Sickle cell disease affects about 100,000 people in just the United States and is prevalent in people of African and Middle Eastern descent. There is no cure for sickle cell disease, and current treatments focus on managing the pain crises and other effects such as anemia. 

Current treatment regimens—including blood transfusions and bone marrow transplants—are costly, invasive, and impractical for treating large segments of affected patient populations, especially in low-income countries. Gene therapies currently in development for sickle cell disease are cell therapies, which require facilities close to the patient that can edit the cells outside of the body, posing an additional challenge for populations in remote areas or without adequate facilities to perform the editing.

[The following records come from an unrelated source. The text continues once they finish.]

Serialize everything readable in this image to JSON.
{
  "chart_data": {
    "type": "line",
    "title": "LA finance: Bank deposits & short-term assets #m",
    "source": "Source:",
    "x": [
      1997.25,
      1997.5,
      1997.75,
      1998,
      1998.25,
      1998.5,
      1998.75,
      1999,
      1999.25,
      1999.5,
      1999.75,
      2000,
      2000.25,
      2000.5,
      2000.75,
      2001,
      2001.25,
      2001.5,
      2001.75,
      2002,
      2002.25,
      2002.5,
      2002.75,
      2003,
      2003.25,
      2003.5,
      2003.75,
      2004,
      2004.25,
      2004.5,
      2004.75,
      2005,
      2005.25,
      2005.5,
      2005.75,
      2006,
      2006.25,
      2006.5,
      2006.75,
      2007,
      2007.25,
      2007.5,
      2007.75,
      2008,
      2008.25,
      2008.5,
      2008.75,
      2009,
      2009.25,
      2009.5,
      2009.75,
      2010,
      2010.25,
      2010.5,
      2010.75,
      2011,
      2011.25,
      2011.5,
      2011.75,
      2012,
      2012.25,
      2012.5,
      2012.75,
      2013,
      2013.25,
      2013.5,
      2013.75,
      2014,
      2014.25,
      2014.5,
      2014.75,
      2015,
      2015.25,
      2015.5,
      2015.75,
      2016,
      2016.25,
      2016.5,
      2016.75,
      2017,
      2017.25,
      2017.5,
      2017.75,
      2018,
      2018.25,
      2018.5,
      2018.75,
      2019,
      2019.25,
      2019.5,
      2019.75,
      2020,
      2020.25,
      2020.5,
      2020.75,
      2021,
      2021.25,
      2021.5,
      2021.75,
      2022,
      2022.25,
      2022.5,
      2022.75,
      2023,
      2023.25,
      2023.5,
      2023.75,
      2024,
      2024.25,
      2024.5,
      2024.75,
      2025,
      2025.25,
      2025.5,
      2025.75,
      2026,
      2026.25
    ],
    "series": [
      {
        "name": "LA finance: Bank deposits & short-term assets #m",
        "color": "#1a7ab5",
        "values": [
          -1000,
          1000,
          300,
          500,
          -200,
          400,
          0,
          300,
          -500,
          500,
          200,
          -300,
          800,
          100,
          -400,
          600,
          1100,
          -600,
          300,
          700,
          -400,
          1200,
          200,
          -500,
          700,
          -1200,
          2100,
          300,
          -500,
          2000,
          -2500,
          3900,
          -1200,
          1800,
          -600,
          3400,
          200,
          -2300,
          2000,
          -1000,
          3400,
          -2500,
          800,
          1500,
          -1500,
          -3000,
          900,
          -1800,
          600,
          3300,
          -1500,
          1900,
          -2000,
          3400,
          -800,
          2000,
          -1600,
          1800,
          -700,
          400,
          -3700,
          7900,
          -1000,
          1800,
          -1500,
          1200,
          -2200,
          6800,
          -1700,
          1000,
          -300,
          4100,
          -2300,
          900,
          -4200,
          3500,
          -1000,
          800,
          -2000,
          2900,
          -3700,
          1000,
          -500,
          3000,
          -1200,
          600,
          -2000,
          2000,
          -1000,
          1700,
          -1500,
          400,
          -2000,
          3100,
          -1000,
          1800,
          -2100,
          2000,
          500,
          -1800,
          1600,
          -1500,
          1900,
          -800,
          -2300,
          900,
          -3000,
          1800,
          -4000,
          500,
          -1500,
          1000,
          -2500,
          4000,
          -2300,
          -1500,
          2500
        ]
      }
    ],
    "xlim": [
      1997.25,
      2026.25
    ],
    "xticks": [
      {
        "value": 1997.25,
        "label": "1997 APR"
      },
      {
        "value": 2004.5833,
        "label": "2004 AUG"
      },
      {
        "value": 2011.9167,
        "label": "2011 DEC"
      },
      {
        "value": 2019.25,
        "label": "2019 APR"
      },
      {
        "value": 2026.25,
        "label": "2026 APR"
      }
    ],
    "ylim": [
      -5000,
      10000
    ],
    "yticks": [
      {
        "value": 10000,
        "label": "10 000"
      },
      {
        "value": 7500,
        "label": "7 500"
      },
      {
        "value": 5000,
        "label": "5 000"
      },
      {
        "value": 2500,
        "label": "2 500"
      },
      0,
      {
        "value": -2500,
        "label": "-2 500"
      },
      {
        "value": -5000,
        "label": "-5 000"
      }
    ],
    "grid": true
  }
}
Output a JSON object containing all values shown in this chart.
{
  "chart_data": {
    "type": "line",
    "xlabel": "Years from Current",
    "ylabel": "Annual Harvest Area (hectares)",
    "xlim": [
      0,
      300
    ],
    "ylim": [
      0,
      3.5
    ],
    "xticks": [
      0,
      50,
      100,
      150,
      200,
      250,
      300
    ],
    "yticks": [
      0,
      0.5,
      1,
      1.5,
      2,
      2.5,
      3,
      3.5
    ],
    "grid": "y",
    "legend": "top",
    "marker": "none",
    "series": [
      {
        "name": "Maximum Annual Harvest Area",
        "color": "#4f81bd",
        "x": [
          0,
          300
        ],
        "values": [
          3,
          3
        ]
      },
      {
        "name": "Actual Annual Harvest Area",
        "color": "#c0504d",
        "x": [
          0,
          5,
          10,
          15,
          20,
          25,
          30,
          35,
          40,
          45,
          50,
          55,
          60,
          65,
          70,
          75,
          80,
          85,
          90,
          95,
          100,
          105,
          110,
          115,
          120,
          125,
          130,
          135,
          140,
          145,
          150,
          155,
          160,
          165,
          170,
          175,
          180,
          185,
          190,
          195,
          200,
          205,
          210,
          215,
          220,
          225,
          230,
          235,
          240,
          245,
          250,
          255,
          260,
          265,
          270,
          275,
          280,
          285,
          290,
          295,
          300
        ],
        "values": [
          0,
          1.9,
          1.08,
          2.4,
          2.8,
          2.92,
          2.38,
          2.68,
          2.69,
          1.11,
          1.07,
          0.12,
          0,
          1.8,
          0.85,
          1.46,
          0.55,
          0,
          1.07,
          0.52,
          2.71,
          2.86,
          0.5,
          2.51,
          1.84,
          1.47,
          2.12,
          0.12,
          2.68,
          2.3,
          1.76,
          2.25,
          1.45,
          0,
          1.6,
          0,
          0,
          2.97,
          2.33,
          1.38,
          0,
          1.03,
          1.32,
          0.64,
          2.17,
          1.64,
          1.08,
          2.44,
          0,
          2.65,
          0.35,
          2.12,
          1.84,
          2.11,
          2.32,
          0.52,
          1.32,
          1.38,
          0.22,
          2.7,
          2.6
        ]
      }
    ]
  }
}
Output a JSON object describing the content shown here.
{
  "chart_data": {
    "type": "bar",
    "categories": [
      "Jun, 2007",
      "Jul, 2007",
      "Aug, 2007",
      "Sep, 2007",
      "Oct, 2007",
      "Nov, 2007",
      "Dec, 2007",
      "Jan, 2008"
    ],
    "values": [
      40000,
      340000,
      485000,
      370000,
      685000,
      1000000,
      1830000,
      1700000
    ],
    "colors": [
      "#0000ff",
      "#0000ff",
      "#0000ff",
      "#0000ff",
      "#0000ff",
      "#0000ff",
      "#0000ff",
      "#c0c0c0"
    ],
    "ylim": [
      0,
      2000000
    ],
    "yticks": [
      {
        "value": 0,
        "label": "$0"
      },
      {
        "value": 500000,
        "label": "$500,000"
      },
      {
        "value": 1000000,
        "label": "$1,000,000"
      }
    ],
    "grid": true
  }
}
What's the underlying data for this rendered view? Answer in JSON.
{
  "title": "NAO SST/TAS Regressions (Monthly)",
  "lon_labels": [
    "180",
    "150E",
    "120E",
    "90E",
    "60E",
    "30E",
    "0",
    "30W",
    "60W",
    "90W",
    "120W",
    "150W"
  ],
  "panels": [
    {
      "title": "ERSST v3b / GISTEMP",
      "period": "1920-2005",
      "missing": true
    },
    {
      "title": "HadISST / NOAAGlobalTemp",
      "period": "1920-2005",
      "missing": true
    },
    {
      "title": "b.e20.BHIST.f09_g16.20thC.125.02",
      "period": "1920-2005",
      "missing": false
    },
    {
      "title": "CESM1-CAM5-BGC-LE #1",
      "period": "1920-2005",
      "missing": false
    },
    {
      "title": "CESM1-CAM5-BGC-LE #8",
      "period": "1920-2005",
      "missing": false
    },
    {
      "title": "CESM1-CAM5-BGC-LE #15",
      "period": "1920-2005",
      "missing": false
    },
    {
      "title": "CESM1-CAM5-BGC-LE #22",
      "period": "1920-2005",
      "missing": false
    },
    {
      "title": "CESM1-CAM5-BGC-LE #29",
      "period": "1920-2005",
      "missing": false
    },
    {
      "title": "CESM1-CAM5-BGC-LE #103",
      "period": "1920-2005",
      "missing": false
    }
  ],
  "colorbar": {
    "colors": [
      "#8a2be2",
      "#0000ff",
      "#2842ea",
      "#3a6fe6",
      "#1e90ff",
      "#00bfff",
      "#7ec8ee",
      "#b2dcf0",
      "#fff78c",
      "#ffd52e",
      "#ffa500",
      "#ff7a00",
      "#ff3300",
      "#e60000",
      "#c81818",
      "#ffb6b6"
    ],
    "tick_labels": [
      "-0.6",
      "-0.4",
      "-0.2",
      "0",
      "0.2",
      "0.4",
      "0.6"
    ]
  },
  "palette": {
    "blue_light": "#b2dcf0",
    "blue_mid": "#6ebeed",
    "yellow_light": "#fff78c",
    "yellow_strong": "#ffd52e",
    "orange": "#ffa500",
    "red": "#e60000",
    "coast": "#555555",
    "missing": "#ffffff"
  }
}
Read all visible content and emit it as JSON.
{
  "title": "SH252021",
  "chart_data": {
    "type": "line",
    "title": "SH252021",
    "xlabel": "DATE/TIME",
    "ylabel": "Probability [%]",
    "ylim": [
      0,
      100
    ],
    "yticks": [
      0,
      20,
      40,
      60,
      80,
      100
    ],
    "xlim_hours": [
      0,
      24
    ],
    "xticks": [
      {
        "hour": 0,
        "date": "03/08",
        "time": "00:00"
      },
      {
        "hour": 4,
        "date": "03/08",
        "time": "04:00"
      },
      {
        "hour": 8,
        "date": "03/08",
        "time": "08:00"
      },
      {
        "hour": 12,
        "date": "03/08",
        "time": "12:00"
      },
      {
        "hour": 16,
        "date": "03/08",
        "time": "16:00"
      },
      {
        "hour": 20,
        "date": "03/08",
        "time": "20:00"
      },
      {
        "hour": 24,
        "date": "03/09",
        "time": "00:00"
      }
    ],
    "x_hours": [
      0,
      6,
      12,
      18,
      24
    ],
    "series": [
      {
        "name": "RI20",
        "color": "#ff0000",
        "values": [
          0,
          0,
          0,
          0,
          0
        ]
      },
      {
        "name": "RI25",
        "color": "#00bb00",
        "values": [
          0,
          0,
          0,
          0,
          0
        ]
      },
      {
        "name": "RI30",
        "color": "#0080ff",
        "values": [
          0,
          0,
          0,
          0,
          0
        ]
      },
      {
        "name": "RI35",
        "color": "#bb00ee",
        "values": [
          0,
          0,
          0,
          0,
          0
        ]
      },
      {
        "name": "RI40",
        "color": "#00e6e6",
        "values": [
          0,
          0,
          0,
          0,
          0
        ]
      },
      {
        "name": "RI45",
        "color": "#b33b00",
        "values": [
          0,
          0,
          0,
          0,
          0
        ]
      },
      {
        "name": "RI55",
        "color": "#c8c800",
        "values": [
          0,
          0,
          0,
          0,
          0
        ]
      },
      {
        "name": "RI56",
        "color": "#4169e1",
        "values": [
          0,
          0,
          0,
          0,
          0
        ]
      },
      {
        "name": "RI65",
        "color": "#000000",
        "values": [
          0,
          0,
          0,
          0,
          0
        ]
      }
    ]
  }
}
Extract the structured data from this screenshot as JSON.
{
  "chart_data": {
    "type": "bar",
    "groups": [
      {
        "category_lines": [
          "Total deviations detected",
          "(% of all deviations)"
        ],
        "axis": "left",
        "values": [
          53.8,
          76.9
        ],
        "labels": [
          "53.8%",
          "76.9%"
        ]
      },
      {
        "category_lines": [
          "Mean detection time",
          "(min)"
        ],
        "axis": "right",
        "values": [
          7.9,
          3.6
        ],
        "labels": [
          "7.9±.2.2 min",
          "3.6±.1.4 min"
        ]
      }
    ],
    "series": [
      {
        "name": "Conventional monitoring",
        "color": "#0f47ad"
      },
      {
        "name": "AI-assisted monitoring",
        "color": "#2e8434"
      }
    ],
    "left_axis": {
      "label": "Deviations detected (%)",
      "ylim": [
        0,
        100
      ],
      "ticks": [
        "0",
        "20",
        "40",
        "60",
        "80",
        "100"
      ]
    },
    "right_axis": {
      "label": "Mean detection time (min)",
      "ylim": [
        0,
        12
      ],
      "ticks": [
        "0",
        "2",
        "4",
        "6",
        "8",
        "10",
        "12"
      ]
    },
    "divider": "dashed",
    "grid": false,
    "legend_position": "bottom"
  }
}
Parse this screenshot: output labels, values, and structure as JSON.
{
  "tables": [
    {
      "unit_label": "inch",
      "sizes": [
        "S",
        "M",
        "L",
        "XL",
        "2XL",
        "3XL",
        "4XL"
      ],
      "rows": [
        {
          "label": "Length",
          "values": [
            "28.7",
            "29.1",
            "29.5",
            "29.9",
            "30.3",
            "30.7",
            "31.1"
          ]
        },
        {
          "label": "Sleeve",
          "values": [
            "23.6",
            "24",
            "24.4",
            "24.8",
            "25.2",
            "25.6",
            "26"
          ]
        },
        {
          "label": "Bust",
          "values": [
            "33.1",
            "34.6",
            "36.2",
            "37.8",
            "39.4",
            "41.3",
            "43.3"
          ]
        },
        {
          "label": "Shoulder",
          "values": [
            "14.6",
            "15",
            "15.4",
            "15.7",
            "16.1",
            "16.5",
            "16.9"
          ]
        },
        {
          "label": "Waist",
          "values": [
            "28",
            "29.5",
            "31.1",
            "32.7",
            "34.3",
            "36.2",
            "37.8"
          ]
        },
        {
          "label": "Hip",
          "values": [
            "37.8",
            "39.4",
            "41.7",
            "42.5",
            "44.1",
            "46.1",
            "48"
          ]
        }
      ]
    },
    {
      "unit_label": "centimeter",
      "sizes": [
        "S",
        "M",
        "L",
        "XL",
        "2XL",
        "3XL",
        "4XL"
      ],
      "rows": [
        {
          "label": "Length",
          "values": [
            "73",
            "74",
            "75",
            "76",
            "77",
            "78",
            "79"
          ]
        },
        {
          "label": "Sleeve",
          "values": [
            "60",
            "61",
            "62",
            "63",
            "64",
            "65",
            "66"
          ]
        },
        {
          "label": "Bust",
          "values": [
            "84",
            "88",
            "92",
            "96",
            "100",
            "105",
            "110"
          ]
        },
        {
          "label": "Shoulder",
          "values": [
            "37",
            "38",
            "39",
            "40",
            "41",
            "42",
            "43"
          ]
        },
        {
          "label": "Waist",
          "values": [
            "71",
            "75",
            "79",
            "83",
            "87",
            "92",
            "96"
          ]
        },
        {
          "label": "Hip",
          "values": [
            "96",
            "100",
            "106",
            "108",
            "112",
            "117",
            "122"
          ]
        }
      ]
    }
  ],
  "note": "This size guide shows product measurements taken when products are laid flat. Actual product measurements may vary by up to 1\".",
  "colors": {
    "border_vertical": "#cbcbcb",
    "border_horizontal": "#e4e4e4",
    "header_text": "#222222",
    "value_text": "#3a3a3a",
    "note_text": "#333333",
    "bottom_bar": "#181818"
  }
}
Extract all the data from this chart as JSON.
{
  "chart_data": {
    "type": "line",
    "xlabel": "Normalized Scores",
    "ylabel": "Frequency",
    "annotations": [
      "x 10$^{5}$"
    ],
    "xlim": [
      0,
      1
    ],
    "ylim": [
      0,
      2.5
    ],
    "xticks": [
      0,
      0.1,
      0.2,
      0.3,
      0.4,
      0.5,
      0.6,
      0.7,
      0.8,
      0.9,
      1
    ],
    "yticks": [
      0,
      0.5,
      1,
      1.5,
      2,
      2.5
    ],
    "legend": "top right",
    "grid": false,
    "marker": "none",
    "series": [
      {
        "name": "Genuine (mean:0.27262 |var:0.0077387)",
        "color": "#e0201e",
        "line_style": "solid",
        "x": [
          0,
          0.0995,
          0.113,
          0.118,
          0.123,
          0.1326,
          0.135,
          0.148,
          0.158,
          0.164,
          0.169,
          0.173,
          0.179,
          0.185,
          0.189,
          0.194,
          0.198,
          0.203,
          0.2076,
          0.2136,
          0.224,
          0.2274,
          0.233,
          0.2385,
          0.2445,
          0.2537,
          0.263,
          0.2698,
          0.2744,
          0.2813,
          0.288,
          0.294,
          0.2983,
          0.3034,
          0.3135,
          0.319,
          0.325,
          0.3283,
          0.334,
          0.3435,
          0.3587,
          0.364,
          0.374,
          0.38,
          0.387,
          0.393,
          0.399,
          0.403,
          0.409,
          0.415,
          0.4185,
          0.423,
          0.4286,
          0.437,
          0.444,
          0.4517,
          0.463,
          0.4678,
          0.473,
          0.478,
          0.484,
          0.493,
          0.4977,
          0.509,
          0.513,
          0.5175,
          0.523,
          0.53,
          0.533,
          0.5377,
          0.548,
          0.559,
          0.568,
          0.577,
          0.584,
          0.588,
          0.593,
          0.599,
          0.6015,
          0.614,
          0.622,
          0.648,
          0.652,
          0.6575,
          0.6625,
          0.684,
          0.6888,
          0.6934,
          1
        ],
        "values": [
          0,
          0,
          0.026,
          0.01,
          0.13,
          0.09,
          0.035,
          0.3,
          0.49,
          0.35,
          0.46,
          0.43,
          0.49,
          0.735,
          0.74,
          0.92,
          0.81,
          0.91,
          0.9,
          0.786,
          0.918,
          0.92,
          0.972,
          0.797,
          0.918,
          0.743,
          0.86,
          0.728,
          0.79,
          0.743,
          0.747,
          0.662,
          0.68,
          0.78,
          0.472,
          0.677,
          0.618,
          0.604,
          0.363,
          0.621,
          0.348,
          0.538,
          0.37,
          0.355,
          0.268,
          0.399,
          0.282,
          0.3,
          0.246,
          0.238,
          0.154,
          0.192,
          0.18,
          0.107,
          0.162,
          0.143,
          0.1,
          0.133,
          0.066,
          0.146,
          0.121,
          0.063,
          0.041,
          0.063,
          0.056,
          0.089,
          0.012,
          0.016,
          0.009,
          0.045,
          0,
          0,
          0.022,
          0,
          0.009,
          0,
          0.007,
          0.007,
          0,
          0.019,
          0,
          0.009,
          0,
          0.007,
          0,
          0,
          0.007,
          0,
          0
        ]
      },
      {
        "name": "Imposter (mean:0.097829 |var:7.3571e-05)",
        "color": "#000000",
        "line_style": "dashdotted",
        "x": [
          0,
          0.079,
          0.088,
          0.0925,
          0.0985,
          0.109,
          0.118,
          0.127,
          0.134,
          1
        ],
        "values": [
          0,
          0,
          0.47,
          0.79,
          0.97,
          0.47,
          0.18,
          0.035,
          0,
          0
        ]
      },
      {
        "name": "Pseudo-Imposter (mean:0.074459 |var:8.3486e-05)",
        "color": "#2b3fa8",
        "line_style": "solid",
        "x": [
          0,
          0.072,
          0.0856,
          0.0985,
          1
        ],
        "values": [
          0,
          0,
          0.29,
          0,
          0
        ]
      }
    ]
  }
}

Current approaches to gene therapy have challenges to overcome. Therapies that use adeno-associated viruses (AAVs) as vectors can encapsulate and deliver genetic material of up to 5,000 base pairs only, which limits the diseases it can be applied to.

Our RNA-based gene therapy candidate is designed to deliver a healthy copy of the gene to stem cells. Our concept of simple injections of mRNA/lipid nanoparticle formulations is a treatment method we are actively researching to treat sickle cell anemia, and we have achieved a Bill & Melinda Gates Foundation milestone, allowing for the next phase of grant work.

The main attributes of our gene therapy concept are expected to be:

• Accessible: Based on our cost-competitive RNA platform and with an in vivo administration, our therapy is intended to bypass the need for facilities required to edit the cells ex vivo.
• Targeted: The delivery technology targets specific cells in tissue.
• One dose and done: Our strategy is to target precursor stem cells to provide long-lasting expression.
• Versatile: Our therapy has the potential to encode for full-length genes and address genetic indications that require therapy in nondividing cells.